I sat and passed the Elastic Certified Observability Engineer exam this week. The exam experience has changed since I sat the Elastic Certified Engineer exam two years ago but it’s still a great setup and everything ran without a problem.
The certification curriculum is a great way to get started with observability using The Elastic Stack. I answered questions about configuring and running Metricbeat, Filebeat, and Heartbeat, setting up Application Performance Monitoring, building a Kibana dashboard, creating an ingest pipeline, configuring some machine learning jobs, and other topics. I felt that the amount of knowledge you need for this exam is less than that for Elastic Certified Engineer but there’s still some depth to the material.
Observability is becoming easier to implement, and organisations are investing time and money into improving their solutions. The Elastic Stack is only one of the growing number of players in the observability field.

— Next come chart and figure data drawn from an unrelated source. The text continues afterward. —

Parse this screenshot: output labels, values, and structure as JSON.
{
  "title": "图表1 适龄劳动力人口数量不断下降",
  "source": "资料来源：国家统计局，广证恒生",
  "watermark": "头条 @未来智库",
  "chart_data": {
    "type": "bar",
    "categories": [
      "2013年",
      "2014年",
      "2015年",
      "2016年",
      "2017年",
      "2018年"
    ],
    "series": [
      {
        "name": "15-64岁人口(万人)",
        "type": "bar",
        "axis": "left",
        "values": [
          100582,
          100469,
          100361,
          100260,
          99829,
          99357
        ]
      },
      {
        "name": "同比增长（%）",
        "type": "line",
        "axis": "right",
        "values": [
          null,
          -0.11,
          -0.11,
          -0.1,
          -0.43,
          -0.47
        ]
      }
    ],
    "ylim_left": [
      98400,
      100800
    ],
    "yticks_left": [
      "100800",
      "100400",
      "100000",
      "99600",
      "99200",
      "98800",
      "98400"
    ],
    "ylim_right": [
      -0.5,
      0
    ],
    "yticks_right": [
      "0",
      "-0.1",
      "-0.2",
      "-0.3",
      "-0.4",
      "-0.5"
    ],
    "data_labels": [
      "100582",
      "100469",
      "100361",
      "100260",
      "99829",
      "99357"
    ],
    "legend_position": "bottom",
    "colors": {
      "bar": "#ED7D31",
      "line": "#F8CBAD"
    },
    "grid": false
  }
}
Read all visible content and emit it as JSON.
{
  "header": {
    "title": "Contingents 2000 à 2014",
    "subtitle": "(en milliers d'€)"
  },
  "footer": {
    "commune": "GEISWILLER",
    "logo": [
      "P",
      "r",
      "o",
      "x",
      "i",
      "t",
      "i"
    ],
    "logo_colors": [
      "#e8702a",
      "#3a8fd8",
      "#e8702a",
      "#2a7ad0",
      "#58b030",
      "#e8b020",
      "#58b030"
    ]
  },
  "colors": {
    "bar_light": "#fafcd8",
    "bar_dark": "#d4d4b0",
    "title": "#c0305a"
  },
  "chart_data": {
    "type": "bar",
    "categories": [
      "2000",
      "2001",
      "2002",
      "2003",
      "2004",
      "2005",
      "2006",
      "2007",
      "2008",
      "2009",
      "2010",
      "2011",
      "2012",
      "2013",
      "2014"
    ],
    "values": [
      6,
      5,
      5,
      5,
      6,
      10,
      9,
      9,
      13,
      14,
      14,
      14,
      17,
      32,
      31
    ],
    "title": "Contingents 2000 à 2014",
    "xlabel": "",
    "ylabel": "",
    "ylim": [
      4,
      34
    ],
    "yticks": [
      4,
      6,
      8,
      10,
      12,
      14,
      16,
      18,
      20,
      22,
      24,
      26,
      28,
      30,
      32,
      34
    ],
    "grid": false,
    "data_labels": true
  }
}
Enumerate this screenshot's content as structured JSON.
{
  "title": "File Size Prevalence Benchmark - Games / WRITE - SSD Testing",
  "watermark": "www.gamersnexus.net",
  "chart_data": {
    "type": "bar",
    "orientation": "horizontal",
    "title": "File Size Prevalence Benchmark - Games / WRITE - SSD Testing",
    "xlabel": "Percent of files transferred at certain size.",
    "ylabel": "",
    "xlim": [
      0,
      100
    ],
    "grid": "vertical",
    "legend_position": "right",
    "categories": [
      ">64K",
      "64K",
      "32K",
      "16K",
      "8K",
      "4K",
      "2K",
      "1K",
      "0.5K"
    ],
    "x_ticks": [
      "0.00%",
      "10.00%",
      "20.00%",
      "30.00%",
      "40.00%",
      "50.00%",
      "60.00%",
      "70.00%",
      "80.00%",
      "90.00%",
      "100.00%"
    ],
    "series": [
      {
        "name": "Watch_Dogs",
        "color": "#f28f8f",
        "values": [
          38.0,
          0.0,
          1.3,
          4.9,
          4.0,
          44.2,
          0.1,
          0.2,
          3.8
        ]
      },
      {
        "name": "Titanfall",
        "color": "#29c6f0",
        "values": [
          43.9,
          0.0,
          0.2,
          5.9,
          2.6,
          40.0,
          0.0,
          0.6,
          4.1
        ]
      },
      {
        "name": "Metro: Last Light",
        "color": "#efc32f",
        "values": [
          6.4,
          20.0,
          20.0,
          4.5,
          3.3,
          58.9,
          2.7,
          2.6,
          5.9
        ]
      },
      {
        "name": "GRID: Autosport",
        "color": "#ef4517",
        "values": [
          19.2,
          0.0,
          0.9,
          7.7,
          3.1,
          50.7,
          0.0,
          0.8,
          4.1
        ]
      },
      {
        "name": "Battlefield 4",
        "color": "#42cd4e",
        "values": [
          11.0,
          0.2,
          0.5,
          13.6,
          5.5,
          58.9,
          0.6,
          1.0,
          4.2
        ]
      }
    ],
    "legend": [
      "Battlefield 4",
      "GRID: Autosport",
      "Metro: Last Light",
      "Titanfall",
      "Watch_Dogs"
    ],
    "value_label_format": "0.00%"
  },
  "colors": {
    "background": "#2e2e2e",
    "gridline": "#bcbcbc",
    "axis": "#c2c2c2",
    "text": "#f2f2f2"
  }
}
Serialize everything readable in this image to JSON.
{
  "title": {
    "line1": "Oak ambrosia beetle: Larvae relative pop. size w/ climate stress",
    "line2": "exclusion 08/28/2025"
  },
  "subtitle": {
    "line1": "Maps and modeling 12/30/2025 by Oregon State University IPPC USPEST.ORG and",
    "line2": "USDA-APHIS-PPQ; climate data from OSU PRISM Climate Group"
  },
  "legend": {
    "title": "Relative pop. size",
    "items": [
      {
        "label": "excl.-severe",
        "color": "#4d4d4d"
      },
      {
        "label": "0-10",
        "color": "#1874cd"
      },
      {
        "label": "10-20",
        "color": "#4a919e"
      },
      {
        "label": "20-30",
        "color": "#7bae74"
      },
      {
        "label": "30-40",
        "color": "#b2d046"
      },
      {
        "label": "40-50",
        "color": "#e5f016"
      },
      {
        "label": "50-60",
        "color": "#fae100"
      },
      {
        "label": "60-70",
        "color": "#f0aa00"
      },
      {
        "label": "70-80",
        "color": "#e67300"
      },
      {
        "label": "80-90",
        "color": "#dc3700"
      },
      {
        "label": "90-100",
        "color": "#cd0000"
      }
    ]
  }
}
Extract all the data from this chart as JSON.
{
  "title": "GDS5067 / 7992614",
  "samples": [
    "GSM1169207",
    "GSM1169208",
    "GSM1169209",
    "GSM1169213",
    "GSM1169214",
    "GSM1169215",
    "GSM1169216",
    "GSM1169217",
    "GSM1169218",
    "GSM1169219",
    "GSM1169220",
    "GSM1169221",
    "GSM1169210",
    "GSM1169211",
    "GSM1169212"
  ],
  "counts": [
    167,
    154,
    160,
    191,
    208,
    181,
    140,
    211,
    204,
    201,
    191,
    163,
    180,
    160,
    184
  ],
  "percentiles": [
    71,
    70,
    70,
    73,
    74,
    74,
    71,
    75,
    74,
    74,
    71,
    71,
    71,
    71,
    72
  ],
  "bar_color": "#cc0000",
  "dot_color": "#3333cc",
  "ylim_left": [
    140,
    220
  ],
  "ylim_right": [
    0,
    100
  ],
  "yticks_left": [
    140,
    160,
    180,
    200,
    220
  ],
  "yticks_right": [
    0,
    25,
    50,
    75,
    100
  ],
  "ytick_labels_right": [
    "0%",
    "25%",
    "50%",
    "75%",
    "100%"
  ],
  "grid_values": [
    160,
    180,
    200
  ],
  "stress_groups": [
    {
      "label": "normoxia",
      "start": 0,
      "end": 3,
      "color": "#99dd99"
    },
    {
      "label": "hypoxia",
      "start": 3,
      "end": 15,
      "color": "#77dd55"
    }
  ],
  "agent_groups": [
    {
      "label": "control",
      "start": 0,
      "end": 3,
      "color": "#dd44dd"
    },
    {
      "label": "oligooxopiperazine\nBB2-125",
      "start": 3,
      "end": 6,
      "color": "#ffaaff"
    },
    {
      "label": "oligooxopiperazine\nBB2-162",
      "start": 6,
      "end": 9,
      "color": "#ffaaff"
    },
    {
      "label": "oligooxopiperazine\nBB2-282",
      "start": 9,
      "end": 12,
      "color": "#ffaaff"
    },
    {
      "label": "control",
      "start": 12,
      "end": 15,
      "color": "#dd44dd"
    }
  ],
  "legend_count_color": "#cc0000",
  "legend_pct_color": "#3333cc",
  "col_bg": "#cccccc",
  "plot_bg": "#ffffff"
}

Datadog and Prometheus are two other players who are growing their customer list.
A lot of technical topics can turn out to be rabbit holes of discovery, and observability is no different. Surfacing logs and metrics from all your systems is barely half the battle; there’s still deployment, storage, visualisation, and alerting to deal with, as well as correctly interpreting the data.
I’ve been reading Systems Performance 2nd Edition by Brendan Gregg and it’s been a humbling experience. There are so many moving parts in any deployment, and each component has its own features and quirks to learn.
I believe observability will become increasingly important to both large and small enterprises in the coming years. At BestPath, we’re working to improve the observability of Cisco ACI and other complementary products. We believe the tools we’re going to be providing offer customers visibility they don’t even know is possible.